La que visitaba con más frecuencia era la capilla Serra en San Juan Capistrano.
No iba allí para rememorar la devoción que había sentido de niño. Esa devoción había desaparecido para siempre. Todo lo que yo quería era mi huella en los caminos que recorrí en aquellos primeros años. Puede que únicamente deseara pisar tierra sagrada, caminar por lugares de peregrinación y de santidad, porque en la actualidad no podía pensar demasiado en ellos.

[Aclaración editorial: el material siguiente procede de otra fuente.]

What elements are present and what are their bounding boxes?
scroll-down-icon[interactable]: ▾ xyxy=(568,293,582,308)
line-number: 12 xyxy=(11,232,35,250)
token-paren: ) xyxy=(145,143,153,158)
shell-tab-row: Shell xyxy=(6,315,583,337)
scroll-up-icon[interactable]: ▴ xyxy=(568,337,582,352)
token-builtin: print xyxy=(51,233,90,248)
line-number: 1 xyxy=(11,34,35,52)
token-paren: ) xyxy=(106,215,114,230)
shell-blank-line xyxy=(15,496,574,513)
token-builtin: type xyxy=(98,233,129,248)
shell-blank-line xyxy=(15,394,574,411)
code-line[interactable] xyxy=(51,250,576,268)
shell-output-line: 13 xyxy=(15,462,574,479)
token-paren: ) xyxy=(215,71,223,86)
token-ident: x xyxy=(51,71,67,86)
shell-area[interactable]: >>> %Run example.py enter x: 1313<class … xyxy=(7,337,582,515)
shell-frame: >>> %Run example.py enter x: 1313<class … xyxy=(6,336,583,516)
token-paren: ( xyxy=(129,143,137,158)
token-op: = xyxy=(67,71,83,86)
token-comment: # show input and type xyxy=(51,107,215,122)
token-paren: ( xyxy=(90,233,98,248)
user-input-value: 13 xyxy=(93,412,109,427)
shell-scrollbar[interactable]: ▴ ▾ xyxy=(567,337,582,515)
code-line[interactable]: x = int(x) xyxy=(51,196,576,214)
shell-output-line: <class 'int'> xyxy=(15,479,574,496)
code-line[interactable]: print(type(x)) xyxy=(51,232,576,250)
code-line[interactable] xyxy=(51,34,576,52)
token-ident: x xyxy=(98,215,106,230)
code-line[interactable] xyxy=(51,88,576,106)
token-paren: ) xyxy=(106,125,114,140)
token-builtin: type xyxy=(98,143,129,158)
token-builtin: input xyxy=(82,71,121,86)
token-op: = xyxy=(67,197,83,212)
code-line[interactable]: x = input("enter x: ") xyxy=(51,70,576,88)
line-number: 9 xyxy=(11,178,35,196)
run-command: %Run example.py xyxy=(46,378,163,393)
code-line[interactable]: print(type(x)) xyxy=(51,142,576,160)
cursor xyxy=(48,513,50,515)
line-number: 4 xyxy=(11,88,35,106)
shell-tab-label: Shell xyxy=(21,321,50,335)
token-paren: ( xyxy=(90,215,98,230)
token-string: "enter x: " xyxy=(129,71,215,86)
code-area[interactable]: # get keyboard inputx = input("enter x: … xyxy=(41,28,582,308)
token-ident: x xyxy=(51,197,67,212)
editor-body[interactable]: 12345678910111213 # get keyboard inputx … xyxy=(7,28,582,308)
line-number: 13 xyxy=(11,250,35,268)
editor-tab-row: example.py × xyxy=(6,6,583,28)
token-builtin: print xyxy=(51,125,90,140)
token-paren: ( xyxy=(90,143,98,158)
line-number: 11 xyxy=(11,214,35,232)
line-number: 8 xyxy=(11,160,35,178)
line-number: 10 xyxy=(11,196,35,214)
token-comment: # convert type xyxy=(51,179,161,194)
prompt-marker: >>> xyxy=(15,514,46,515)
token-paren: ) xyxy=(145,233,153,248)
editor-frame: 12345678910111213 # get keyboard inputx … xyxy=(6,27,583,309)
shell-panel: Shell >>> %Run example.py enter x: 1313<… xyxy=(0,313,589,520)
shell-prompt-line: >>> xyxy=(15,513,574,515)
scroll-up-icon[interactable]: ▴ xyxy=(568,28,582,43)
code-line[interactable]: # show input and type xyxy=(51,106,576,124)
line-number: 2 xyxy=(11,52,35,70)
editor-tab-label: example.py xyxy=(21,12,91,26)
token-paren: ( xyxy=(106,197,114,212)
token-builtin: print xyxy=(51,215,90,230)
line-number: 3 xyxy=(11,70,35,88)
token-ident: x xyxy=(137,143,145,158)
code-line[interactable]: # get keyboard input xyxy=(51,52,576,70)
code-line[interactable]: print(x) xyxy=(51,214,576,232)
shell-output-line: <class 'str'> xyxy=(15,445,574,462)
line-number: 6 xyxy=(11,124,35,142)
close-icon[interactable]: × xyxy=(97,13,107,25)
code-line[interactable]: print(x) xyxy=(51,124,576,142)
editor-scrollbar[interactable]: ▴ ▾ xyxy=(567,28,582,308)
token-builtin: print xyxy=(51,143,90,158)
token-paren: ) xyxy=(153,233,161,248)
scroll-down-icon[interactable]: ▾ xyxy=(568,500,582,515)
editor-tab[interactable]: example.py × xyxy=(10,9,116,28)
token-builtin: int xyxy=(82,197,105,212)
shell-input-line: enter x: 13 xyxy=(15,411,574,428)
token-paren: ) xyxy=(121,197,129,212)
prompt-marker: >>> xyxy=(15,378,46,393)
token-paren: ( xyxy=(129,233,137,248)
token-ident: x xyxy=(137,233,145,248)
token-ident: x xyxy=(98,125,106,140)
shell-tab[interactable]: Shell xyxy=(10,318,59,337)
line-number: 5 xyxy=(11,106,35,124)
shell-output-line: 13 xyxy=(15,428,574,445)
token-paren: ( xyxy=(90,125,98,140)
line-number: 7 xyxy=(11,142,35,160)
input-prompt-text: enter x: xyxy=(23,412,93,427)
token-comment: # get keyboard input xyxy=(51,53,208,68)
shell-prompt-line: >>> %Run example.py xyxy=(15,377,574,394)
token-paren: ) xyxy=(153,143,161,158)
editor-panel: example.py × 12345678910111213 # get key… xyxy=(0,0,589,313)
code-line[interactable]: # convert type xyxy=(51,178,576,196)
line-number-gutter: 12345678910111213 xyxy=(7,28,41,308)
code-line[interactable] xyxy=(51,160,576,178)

Me gustaba el techo abovedado de la capilla Serra, y la pintura oscura de sus muros. Me sentía en paz en la penumbra de su interior, con el brillo tenue del oro del retablo colocado en el extremo más lejano, y su marco dorado detrás del altar repleto de estatuas y de santos.
Me gustaba la luz roja que ardía a la izquierda del tabernáculo. A veces me arrodillaba delante del altar en uno de los dos reclinatorios dispuestos allí, obviamente, para los novios de una boda.
Desde luego aquel retablo dorado o trasaltar, como se le suele llamar, no había estado allí en la época de los primeros franciscanos. Llegó después, con la restauración, pero en sí misma la capilla tenía un aspecto muy auténtico. En ella se guardaba el Santo Sacramento. Y el Santo Sacramento, al margen de lo que yo creyera, era algo «real».
¿Cómo puedo explicarlo?
Siempre me arrodillaba en la semioscuridad durante un rato muy largo, y siempre encendía una vela antes de irme, aunque no sabría decir para quién ni para qué. Tal vez susurraba: «Esto es en recuerdo tuyo, Jacob, y tuyo, Emily.» Pero no era una oración. Yo ya no creía en la oración, y tampoco creía en los recuerdos.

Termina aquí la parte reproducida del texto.